L’Eurovision, épisode 6 : Et là, c’est le drame…
Dernier jour à Copenhague pour le Montgeronnais dans les coulisses de l’Eurovision. Derniers instants partagés aux côtés de mes confrères européens. L’euphorie monte tout doucement, à quelques heures de la grande finale du concours de chant. La fatigue fait place à l’excitation. Sur les écrans de la salle de presse, les artistes s’époumonent une dernière fois avant leur ultime prestation de ce soir. La Suédoise, favorite des bookmakers, a la voix fatiguée. À l’inverse, Twin Twin, les représentants français, ont la banane. Ils viennent sans doute de livrer leur meilleure répétition. C’est pas pour autant qu’ils vont gagner ce soir. Mais qui, alors ?

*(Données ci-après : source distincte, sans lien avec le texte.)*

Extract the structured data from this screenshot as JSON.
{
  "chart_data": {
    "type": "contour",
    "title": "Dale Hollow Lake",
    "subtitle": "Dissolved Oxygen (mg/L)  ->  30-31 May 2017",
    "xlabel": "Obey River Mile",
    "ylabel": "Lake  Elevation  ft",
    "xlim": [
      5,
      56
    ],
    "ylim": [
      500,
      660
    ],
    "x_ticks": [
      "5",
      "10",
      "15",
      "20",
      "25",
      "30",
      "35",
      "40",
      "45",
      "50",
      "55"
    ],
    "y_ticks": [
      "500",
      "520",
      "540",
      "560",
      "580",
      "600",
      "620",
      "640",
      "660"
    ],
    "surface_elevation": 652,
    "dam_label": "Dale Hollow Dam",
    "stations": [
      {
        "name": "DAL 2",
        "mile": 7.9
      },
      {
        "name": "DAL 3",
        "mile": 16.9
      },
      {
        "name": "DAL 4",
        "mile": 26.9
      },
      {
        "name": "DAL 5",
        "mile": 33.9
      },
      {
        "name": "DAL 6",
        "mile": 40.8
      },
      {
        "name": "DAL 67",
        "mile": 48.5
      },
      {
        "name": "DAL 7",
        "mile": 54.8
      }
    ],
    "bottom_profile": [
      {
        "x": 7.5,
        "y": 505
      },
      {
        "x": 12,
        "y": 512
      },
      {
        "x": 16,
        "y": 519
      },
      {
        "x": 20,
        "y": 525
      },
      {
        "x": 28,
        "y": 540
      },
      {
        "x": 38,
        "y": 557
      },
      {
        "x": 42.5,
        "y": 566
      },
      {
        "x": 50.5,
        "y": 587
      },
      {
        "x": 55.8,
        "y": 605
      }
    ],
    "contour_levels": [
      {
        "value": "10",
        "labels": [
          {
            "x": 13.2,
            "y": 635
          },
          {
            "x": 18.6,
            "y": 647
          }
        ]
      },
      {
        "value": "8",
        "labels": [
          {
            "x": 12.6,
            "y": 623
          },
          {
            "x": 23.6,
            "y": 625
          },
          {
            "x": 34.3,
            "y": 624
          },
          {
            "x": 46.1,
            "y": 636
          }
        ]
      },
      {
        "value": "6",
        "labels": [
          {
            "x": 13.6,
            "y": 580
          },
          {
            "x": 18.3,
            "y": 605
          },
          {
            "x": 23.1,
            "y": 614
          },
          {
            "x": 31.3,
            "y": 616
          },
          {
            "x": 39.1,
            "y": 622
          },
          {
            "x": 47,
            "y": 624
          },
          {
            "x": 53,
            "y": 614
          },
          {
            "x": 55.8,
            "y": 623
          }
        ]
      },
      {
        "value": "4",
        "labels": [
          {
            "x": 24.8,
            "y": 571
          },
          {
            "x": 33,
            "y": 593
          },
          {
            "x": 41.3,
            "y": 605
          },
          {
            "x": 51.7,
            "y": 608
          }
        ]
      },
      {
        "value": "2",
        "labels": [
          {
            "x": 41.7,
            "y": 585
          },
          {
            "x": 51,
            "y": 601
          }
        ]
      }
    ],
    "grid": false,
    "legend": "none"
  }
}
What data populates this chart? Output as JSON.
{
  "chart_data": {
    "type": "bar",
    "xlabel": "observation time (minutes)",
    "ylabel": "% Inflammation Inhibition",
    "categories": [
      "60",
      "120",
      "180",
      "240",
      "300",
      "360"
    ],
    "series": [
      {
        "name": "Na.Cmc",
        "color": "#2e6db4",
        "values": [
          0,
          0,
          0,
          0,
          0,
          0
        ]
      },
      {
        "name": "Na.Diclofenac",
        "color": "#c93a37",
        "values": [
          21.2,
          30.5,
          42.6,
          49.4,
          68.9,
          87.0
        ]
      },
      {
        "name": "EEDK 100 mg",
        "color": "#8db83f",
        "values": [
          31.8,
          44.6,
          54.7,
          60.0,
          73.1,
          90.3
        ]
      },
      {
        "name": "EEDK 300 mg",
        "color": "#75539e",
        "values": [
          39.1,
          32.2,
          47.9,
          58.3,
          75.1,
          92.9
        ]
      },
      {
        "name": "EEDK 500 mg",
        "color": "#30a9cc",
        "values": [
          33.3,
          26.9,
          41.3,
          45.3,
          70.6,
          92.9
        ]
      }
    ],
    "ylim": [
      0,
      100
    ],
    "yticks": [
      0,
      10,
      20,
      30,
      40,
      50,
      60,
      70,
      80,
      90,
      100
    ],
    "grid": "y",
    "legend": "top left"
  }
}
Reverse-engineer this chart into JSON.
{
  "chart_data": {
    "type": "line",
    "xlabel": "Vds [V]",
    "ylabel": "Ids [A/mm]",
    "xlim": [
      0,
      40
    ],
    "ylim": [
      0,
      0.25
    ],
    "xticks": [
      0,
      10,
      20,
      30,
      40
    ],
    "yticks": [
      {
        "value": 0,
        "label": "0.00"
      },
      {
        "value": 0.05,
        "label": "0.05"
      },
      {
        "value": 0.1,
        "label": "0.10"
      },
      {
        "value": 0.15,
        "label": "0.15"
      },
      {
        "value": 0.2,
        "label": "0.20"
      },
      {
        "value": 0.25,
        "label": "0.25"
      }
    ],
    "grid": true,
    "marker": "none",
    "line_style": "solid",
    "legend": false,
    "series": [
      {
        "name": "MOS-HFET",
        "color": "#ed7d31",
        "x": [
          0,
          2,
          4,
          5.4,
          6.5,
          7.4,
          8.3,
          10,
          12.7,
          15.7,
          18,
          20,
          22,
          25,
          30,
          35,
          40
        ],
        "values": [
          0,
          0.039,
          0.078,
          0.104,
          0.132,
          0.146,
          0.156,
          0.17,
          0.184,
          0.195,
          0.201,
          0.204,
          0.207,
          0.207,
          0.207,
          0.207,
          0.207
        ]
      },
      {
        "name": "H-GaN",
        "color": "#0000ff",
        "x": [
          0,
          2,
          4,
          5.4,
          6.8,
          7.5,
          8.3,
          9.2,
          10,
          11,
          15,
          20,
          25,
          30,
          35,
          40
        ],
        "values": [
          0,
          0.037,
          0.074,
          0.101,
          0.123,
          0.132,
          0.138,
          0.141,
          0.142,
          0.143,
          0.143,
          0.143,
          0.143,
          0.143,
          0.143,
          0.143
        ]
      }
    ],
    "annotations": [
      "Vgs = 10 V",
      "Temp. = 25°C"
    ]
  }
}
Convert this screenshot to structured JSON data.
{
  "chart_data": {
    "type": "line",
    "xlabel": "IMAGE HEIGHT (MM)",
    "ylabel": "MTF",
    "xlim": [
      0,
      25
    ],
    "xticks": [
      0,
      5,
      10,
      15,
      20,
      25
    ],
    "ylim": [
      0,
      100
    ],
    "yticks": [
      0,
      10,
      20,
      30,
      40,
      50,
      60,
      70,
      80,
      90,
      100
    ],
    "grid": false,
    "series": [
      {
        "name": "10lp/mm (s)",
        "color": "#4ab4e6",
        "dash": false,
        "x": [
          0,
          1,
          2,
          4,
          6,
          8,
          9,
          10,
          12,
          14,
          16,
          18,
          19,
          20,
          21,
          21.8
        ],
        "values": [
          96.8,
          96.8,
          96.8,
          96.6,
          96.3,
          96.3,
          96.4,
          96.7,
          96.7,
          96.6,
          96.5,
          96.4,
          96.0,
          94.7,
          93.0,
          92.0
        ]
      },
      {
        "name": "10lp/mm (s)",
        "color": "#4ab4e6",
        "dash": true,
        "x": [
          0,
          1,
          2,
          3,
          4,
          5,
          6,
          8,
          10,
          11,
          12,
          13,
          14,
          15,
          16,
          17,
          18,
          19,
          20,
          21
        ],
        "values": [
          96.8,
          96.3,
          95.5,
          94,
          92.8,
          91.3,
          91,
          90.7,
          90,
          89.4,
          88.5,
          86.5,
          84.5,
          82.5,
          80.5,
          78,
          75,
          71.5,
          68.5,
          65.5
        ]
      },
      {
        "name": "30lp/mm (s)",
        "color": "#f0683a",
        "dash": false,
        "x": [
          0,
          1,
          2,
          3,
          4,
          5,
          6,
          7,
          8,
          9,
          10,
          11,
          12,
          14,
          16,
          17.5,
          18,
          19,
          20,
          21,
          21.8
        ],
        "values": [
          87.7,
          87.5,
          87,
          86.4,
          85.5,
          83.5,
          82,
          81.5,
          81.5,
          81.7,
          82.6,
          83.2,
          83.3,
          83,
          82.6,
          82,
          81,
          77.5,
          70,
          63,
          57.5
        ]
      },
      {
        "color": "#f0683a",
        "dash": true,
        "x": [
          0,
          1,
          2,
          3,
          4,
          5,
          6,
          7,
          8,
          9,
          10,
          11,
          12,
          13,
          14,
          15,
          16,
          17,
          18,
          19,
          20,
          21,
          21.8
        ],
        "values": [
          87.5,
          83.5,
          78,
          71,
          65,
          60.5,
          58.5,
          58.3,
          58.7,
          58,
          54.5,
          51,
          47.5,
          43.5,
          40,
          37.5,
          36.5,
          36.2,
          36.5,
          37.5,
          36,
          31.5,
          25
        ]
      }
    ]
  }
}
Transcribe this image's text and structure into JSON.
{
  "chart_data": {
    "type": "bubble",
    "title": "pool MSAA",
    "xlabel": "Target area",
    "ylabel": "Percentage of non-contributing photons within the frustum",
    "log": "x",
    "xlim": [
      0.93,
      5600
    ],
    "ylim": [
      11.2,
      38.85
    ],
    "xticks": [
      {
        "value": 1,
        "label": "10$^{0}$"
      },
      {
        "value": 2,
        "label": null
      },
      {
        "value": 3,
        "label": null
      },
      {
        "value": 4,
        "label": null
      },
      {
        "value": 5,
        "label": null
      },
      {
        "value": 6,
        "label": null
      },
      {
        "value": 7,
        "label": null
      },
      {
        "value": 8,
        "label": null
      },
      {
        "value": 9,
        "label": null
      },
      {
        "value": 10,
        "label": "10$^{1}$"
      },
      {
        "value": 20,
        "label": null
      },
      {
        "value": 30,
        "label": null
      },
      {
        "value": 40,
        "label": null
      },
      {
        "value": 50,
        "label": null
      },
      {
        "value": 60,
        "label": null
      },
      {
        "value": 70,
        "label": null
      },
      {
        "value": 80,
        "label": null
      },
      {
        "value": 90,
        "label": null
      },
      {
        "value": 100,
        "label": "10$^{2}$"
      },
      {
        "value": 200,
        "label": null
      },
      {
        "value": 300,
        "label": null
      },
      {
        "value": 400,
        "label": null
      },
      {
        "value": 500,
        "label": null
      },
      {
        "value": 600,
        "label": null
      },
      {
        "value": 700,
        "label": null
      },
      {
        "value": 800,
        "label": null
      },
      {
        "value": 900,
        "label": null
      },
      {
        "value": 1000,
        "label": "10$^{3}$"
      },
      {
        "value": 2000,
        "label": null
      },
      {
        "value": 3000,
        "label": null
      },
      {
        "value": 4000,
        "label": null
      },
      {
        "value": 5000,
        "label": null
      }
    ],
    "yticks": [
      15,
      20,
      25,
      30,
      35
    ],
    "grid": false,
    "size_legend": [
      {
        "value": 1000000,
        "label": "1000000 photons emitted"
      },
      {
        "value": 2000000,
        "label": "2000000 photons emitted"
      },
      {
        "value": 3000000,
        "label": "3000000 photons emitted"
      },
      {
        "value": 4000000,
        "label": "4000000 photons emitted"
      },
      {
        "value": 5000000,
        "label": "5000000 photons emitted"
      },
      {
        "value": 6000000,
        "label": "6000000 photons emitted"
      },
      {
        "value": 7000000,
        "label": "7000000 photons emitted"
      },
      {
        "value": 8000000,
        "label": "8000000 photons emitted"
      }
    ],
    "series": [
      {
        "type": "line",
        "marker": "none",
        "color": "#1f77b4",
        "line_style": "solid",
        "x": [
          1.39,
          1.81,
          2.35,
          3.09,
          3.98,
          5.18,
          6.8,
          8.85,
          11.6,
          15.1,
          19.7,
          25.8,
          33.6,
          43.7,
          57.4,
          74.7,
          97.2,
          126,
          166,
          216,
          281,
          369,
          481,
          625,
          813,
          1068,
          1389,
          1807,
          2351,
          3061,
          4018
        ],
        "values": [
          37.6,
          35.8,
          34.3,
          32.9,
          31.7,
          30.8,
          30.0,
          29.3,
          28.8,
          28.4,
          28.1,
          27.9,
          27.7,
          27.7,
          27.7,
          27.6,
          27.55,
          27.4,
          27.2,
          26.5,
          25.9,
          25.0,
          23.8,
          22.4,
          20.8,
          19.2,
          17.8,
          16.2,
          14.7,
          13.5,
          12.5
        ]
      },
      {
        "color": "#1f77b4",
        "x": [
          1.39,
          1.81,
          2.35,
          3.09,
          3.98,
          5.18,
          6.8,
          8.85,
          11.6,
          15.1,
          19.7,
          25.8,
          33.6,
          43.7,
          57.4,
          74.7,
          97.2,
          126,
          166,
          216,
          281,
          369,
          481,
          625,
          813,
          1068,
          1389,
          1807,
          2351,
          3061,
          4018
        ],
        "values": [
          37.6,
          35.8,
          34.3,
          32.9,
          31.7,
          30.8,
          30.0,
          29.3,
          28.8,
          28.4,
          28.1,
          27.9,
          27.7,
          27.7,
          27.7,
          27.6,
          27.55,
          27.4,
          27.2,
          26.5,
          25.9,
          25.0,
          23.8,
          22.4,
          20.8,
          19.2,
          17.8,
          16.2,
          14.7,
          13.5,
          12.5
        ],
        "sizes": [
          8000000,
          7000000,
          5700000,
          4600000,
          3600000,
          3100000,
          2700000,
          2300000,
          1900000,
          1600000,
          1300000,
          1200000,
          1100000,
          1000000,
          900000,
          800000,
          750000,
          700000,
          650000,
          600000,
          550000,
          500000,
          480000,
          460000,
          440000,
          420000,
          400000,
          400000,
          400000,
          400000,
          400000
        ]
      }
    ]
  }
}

C’est bien là le problème. L’un de mes grands dadas, ces dernières années, a toujours été de prédire avec justesse – mes chevilles vont bien, je vous rassure – les gagnants des précédentes éditions. Mais là, c’est le drame. Je suis perdu. Et j’entends bien faire partager cette douleur sourde qui m’afflige subitement. « Oh moi, moi je suis malheureux… », aurait dit n’importe quel tragédien grec. Bon. Je déconne, vous le savez. Tout ça n’est pas bien sérieux. N’empêche que je suis dans le brouillard absolu. Et je ne peux pas compter sur les autres journalistes qui, comme moi, sont dans le noir. Le « C’est qui qui gagne ? » dont je vous parlais en début de semaine a disparu des conversations.
L’envie de me mouiller et de sortir ma boule de cristal me démange quand même. Si j’écoutais la salle et le buzz des médias qui l’entoure, je vous dirais que c’est l’Autriche et Conchita Saucisse qui va gagner ce soir. D’autant plus qu’à notre grande surprise, sa chanson est apparue dans le top 50 iTunes de certains pays de l’Est. Des nations pourtant hostiles à ce genre de prédiction. Pour ma part, je suis tombé amoureux de la chanson suédoise, Undo, que j’écoute en boucle depuis des semaines. Va-t-elle gagner pour autant ? Pas sûr. Quand je regarde la programmation de ce soir, je me demande même si le Danemark ne va pas gagner une seconde fois. Sa chanson est ultra-efficace, un peu dans le style de Bruno Mars. Prévu en fin de concours, Cliché Love Song pourrait faire très mal. Mais comme tout le monde, je me laisserai pour une fois surprendre. C’est pas plus mal comme ça.
Après une semaine de couverture pour montgeronmaville.fr, entre autres, il est temps pour moi de rendre l’antenne, comme on dit. Merci une nouvelle fois d’avoir partagé cette douce folie à mes côtés. Et toute ma gratitude à Isa qui m’a offert cette tribune pour mon plus grand plaisir. Good evening Europe ! À l’année prochaine. Peut-être. Sans doute. On verra. C’est pas toujours moi qui décide.